Copay Accumulator as an Evolving Policy
The use of copay accumulator and maximizer programs is growing, and recent legislative changes made via federal regulation and state legislation have raised additional questions about the future of the program and the interests of the organizations they touch.
The use of copay adjustment schemes, such as copay accumulator and maximizer programs, by payers and pharmacy benefit managers (PBMs) to reduce plan sponsor exposure to specialty prescription prices has increased in recent years. Although both programs utilize distinct tactics, they aim to use manufacturer copay assistance while keeping those funds from contributing to a patient’s commercial insurance deductible and maximum out-of-pocket limit.
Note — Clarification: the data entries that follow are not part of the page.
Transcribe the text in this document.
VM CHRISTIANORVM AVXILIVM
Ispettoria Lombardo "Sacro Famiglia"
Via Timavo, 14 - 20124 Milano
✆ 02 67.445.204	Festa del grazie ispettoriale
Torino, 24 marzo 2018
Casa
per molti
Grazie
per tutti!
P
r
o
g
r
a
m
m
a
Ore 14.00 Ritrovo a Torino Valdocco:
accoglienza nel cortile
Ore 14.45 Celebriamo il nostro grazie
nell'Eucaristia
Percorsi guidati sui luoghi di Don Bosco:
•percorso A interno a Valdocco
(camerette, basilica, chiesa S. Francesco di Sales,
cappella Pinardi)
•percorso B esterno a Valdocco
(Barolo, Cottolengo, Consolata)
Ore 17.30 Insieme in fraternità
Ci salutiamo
According to a recent review of commercial insurers, 83% of participants are in plans with copay accumulator schemes, while 73% are in plans with copay maximizer programs. According to the data, 26% of the cost adjustment programs were for medical benefit goods, and 77% were for pharmacy benefit products. For payers, manufacturers, and patients, accumulators and maximizers provide new problems and issues. Since these programs are anticipated to expand in the ensuing years, recent regulatory and legislative action at both federal and state levels raises further concerns.
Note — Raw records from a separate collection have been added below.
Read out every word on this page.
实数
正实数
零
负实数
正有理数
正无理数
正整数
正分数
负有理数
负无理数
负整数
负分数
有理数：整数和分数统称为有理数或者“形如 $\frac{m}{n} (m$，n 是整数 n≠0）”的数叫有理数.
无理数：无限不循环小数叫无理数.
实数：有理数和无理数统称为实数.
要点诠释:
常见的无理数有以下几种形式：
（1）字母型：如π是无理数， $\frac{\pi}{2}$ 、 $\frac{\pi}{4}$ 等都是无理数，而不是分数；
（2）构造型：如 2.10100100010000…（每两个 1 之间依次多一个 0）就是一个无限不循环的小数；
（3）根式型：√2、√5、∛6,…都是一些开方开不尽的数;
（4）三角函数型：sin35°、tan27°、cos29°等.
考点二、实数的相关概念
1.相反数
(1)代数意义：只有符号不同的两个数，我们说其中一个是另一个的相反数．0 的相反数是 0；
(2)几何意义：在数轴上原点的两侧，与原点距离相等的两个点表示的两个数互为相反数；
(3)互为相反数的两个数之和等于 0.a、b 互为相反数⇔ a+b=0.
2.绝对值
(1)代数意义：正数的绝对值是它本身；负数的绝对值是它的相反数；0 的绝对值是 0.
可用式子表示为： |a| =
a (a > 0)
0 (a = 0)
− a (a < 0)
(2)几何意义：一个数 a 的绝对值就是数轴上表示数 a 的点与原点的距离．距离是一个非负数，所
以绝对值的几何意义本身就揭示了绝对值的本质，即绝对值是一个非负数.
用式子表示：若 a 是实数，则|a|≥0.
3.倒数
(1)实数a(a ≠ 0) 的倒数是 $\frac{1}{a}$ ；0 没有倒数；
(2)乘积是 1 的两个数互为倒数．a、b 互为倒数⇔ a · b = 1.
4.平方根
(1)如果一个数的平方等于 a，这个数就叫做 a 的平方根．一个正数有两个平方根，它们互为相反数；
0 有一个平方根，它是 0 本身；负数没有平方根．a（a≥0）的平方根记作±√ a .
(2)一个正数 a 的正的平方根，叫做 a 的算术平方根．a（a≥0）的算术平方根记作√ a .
Implementation by Insurance Companies
Insurance providers and PBMs that have reportedly begun implementing these initiatives include:
- Cigna Blue Cross Blue Shield
- Caremark CVS
- Express Script
- United Healthcare
Various insurance providers and PBMs may use differing terminology for these programs. The one from Express Script is referred to as the “Out of Pocket Protection Program,” whereas United Healthcare refers to it as the “Coupon Adjustment/Benefits Plan Protection Program.”